En días recientes, toqué en la casa del actor José Emigdio Pascual Varona, «Pini». Lo conozco desde hace mucho, quise felicitarlo personalmente por la obtención de la Placa Avellaneda en el Festival de Teatro de Camagüey. Me confesó que en su cama de convaleciente, tras sufrir un accidente, le preguntaron por qué estaba tan silencioso. «Es que estaba pasando texto en la mente para que no se me fuera a olvidar», me confesó. Esa es la estirpe de un artista: nada lo detiene, nada lo espanta. Esa es la condición que lo salva, esa es la condición que nos salva.
Lo más hermoso de la cultura cubana y lo definitivo es su gente, con su sabiduría, con sus sueños. El arte auténtico empuja hacia el firmamento, pero emerge de manera inmanente del pueblo. No hay artista genuino sin pueblo, como no hay ramas sin raíces, ni alturas sin cimientos.

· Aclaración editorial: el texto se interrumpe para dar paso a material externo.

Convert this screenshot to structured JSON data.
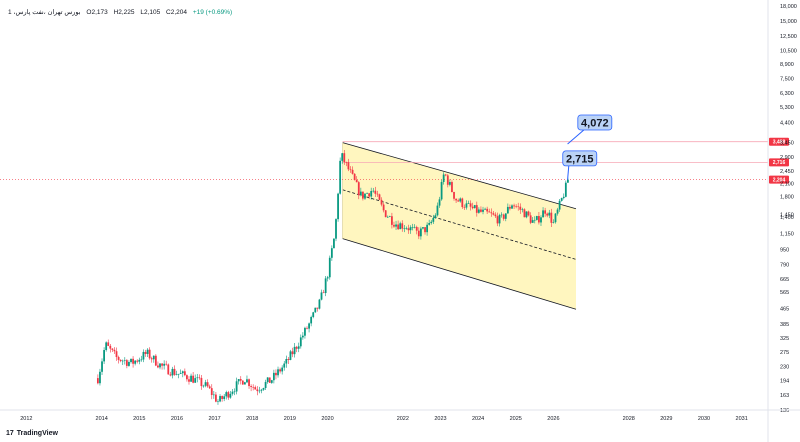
{
  "header": {
    "symbol": "1 ،بورس تهران ،نفت پارس",
    "open": "O2,173",
    "high": "H2,225",
    "low": "L2,105",
    "close": "C2,204",
    "change": "+19 (+0.69%)"
  },
  "brand": {
    "name": "TradingView",
    "mark": "17"
  },
  "colors": {
    "candle_up": "#089981",
    "candle_down": "#f23645",
    "channel_fill": "#fff6bf",
    "channel_line": "#131722",
    "hline": "#f7a9b6",
    "tag_red": "#f23645",
    "callout_fill": "#bbd3f6",
    "callout_stroke": "#2962ff"
  },
  "chart_data": {
    "type": "candlestick",
    "y_scale": "log",
    "ylim": [
      136,
      18000
    ],
    "xlim": [
      2011.3,
      2031.7
    ],
    "y_ticks": [
      "18,000",
      "15,000",
      "12,500",
      "10,500",
      "8,900",
      "7,500",
      "6,300",
      "5,300",
      "4,400",
      "3,450",
      "2,900",
      "2,450",
      "2,100",
      "1,800",
      "1,450",
      "1,400",
      "1,150",
      "950",
      "790",
      "665",
      "565",
      "465",
      "385",
      "325",
      "275",
      "230",
      "194",
      "163",
      "136"
    ],
    "x_ticks": [
      "2012",
      "2014",
      "2015",
      "2016",
      "2017",
      "2018",
      "2019",
      "2020",
      "2022",
      "2023",
      "2024",
      "2025",
      "2026",
      "2028",
      "2029",
      "2030",
      "2031"
    ],
    "price_path": [
      [
        2013.9,
        200
      ],
      [
        2014.1,
        300
      ],
      [
        2014.4,
        255
      ],
      [
        2014.8,
        240
      ],
      [
        2015.2,
        270
      ],
      [
        2015.6,
        230
      ],
      [
        2016.0,
        212
      ],
      [
        2016.4,
        200
      ],
      [
        2016.8,
        180
      ],
      [
        2017.1,
        150
      ],
      [
        2017.4,
        170
      ],
      [
        2017.8,
        200
      ],
      [
        2018.1,
        175
      ],
      [
        2018.5,
        195
      ],
      [
        2018.9,
        240
      ],
      [
        2019.2,
        300
      ],
      [
        2019.5,
        380
      ],
      [
        2019.8,
        500
      ],
      [
        2020.0,
        700
      ],
      [
        2020.2,
        1150
      ],
      [
        2020.35,
        3000
      ],
      [
        2020.6,
        2400
      ],
      [
        2020.9,
        1800
      ],
      [
        2021.2,
        1950
      ],
      [
        2021.5,
        1500
      ],
      [
        2021.8,
        1300
      ],
      [
        2022.1,
        1250
      ],
      [
        2022.4,
        1150
      ],
      [
        2022.7,
        1250
      ],
      [
        2022.9,
        1500
      ],
      [
        2023.1,
        2400
      ],
      [
        2023.4,
        1750
      ],
      [
        2023.7,
        1600
      ],
      [
        2024.0,
        1500
      ],
      [
        2024.3,
        1450
      ],
      [
        2024.6,
        1350
      ],
      [
        2024.9,
        1650
      ],
      [
        2025.2,
        1500
      ],
      [
        2025.5,
        1300
      ],
      [
        2025.8,
        1550
      ],
      [
        2026.0,
        1300
      ],
      [
        2026.25,
        1800
      ],
      [
        2026.4,
        2204
      ]
    ],
    "last_close": 2204,
    "channel": {
      "upper": [
        [
          2020.4,
          3450
        ],
        [
          2026.6,
          1550
        ]
      ],
      "lower": [
        [
          2020.4,
          1080
        ],
        [
          2026.6,
          460
        ]
      ],
      "mid": [
        [
          2020.4,
          1950
        ],
        [
          2026.6,
          840
        ]
      ]
    },
    "horizontal_levels": [
      {
        "value": 3488,
        "label": "3,488"
      },
      {
        "value": 2716,
        "label": "2,716"
      }
    ],
    "current_price_label": "2,204",
    "annotations": [
      {
        "text": "4,072",
        "x": 2027.1,
        "y": 4400
      },
      {
        "text": "2,715",
        "x": 2026.7,
        "y": 2850
      }
    ]
  }
}
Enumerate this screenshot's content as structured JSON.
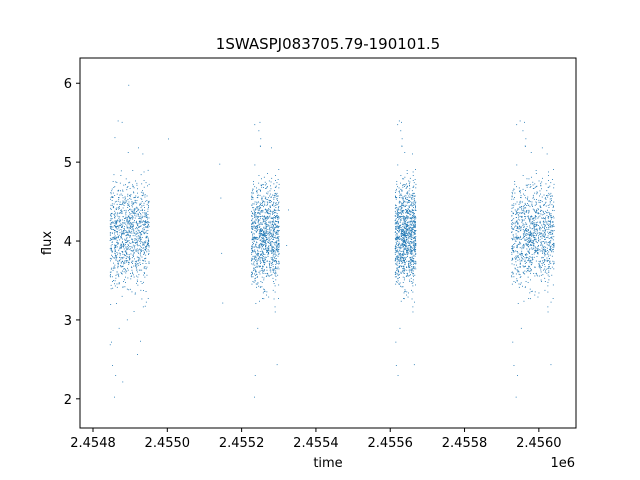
{
  "chart_data": {
    "type": "scatter",
    "title": "1SWASPJ083705.79-190101.5",
    "xlabel": "time",
    "ylabel": "flux",
    "offset_text": "1e6",
    "xlim": [
      2454765,
      2456100
    ],
    "ylim": [
      1.63,
      6.32
    ],
    "x_ticks": [
      2454800,
      2455000,
      2455200,
      2455400,
      2455600,
      2455800,
      2456000
    ],
    "x_tick_labels": [
      "2.4548",
      "2.4550",
      "2.4552",
      "2.4554",
      "2.4556",
      "2.4558",
      "2.4560"
    ],
    "y_ticks": [
      2,
      3,
      4,
      5,
      6
    ],
    "y_tick_labels": [
      "2",
      "3",
      "4",
      "5",
      "6"
    ],
    "grid": false,
    "legend": "none",
    "point_color": "#1f77b4",
    "series": [
      {
        "season_ranges": [
          [
            2454845,
            2454950
          ],
          [
            2455225,
            2455300
          ],
          [
            2455612,
            2455668
          ],
          [
            2455925,
            2456040
          ]
        ],
        "median_flux": 4.1,
        "dense_spread": [
          3.6,
          4.65
        ],
        "extent": [
          1.82,
          6.1
        ],
        "stray_points": [
          [
            2455140,
            4.98
          ],
          [
            2455143,
            4.55
          ],
          [
            2455145,
            3.85
          ],
          [
            2455148,
            3.22
          ],
          [
            2454895,
            5.98
          ],
          [
            2455325,
            4.4
          ],
          [
            2455320,
            3.95
          ],
          [
            2455002,
            5.3
          ]
        ]
      }
    ]
  }
}
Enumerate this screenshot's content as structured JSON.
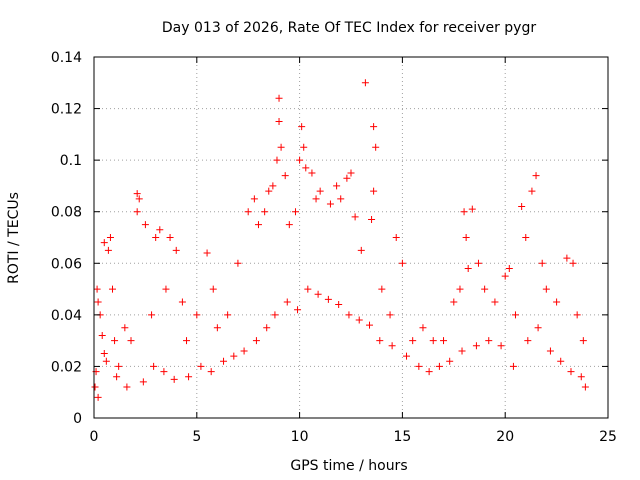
{
  "chart_data": {
    "type": "scatter",
    "title": "Day 013 of 2026, Rate Of TEC Index for receiver pygr",
    "xlabel": "GPS time / hours",
    "ylabel": "ROTI / TECUs",
    "xlim": [
      0,
      25
    ],
    "ylim": [
      0,
      0.14
    ],
    "xticks": [
      0,
      5,
      10,
      15,
      20,
      25
    ],
    "yticks": [
      0,
      0.02,
      0.04,
      0.06,
      0.08,
      0.1,
      0.12,
      0.14
    ],
    "xtick_labels": [
      "0",
      "5",
      "10",
      "15",
      "20",
      "25"
    ],
    "ytick_labels": [
      "0",
      "0.02",
      "0.04",
      "0.06",
      "0.08",
      "0.1",
      "0.12",
      "0.14"
    ],
    "grid": true,
    "marker": "plus",
    "color": "#ff0000",
    "points": [
      [
        0.05,
        0.012
      ],
      [
        0.1,
        0.018
      ],
      [
        0.15,
        0.05
      ],
      [
        0.2,
        0.045
      ],
      [
        0.3,
        0.04
      ],
      [
        0.4,
        0.032
      ],
      [
        0.5,
        0.025
      ],
      [
        0.5,
        0.068
      ],
      [
        0.7,
        0.065
      ],
      [
        0.8,
        0.07
      ],
      [
        0.9,
        0.05
      ],
      [
        1.0,
        0.03
      ],
      [
        1.2,
        0.02
      ],
      [
        1.5,
        0.035
      ],
      [
        1.8,
        0.03
      ],
      [
        2.1,
        0.087
      ],
      [
        2.2,
        0.085
      ],
      [
        2.1,
        0.08
      ],
      [
        2.5,
        0.075
      ],
      [
        2.8,
        0.04
      ],
      [
        3.0,
        0.07
      ],
      [
        3.2,
        0.073
      ],
      [
        3.5,
        0.05
      ],
      [
        3.7,
        0.07
      ],
      [
        4.0,
        0.065
      ],
      [
        4.3,
        0.045
      ],
      [
        4.5,
        0.03
      ],
      [
        5.0,
        0.04
      ],
      [
        5.5,
        0.064
      ],
      [
        5.8,
        0.05
      ],
      [
        6.0,
        0.035
      ],
      [
        6.5,
        0.04
      ],
      [
        7.0,
        0.06
      ],
      [
        7.5,
        0.08
      ],
      [
        7.8,
        0.085
      ],
      [
        8.0,
        0.075
      ],
      [
        8.3,
        0.08
      ],
      [
        8.5,
        0.088
      ],
      [
        8.7,
        0.09
      ],
      [
        8.9,
        0.1
      ],
      [
        9.0,
        0.124
      ],
      [
        9.0,
        0.115
      ],
      [
        9.1,
        0.105
      ],
      [
        9.3,
        0.094
      ],
      [
        9.5,
        0.075
      ],
      [
        9.8,
        0.08
      ],
      [
        10.0,
        0.1
      ],
      [
        10.1,
        0.113
      ],
      [
        10.2,
        0.105
      ],
      [
        10.3,
        0.097
      ],
      [
        10.6,
        0.095
      ],
      [
        10.8,
        0.085
      ],
      [
        11.0,
        0.088
      ],
      [
        11.5,
        0.083
      ],
      [
        11.8,
        0.09
      ],
      [
        12.0,
        0.085
      ],
      [
        12.3,
        0.093
      ],
      [
        12.5,
        0.095
      ],
      [
        12.7,
        0.078
      ],
      [
        13.0,
        0.065
      ],
      [
        13.2,
        0.13
      ],
      [
        13.6,
        0.113
      ],
      [
        13.7,
        0.105
      ],
      [
        13.6,
        0.088
      ],
      [
        13.5,
        0.077
      ],
      [
        14.0,
        0.05
      ],
      [
        14.4,
        0.04
      ],
      [
        14.7,
        0.07
      ],
      [
        15.0,
        0.06
      ],
      [
        15.5,
        0.03
      ],
      [
        16.0,
        0.035
      ],
      [
        16.5,
        0.03
      ],
      [
        17.0,
        0.03
      ],
      [
        17.5,
        0.045
      ],
      [
        17.8,
        0.05
      ],
      [
        18.0,
        0.08
      ],
      [
        18.1,
        0.07
      ],
      [
        18.2,
        0.058
      ],
      [
        18.4,
        0.081
      ],
      [
        18.7,
        0.06
      ],
      [
        19.0,
        0.05
      ],
      [
        19.5,
        0.045
      ],
      [
        20.0,
        0.055
      ],
      [
        20.2,
        0.058
      ],
      [
        20.5,
        0.04
      ],
      [
        20.8,
        0.082
      ],
      [
        21.0,
        0.07
      ],
      [
        21.3,
        0.088
      ],
      [
        21.5,
        0.094
      ],
      [
        21.8,
        0.06
      ],
      [
        22.0,
        0.05
      ],
      [
        22.5,
        0.045
      ],
      [
        23.0,
        0.062
      ],
      [
        23.3,
        0.06
      ],
      [
        23.5,
        0.04
      ],
      [
        23.8,
        0.03
      ],
      [
        0.2,
        0.008
      ],
      [
        0.6,
        0.022
      ],
      [
        1.1,
        0.016
      ],
      [
        1.6,
        0.012
      ],
      [
        2.4,
        0.014
      ],
      [
        2.9,
        0.02
      ],
      [
        3.4,
        0.018
      ],
      [
        3.9,
        0.015
      ],
      [
        4.6,
        0.016
      ],
      [
        5.2,
        0.02
      ],
      [
        5.7,
        0.018
      ],
      [
        6.3,
        0.022
      ],
      [
        6.8,
        0.024
      ],
      [
        7.3,
        0.026
      ],
      [
        7.9,
        0.03
      ],
      [
        8.4,
        0.035
      ],
      [
        8.8,
        0.04
      ],
      [
        9.4,
        0.045
      ],
      [
        9.9,
        0.042
      ],
      [
        10.4,
        0.05
      ],
      [
        10.9,
        0.048
      ],
      [
        11.4,
        0.046
      ],
      [
        11.9,
        0.044
      ],
      [
        12.4,
        0.04
      ],
      [
        12.9,
        0.038
      ],
      [
        13.4,
        0.036
      ],
      [
        13.9,
        0.03
      ],
      [
        14.5,
        0.028
      ],
      [
        15.2,
        0.024
      ],
      [
        15.8,
        0.02
      ],
      [
        16.3,
        0.018
      ],
      [
        16.8,
        0.02
      ],
      [
        17.3,
        0.022
      ],
      [
        17.9,
        0.026
      ],
      [
        18.6,
        0.028
      ],
      [
        19.2,
        0.03
      ],
      [
        19.8,
        0.028
      ],
      [
        20.4,
        0.02
      ],
      [
        21.1,
        0.03
      ],
      [
        21.6,
        0.035
      ],
      [
        22.2,
        0.026
      ],
      [
        22.7,
        0.022
      ],
      [
        23.2,
        0.018
      ],
      [
        23.7,
        0.016
      ],
      [
        23.9,
        0.012
      ]
    ]
  }
}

Siempre me he preguntado qué hay detrás de ciertos barrios, de aquí o de allá, donde parrandas y comparsas constituyen cuestión de honor, donde se tuerce un alambre, donde se recicla un pedazo de tela, donde se ensaya sin reparos, donde se buscan inventivas de todo tipo. Y al fin creo haber encontrado la respuesta.
Tradiciones
La tradición es como un río subterráneo. En ella van los sudores y la sangre, las marcas ancestrales, el orgullo auténtico, las entrañas. Quienes la viven no necesitan reflectores, porque la luz les sale del pecho. Su premio mayor es estar, participar, fundirse con lo que saben suyo. Es eso a lo que no se renuncia jamás, es eso lo que no se puede arrancar.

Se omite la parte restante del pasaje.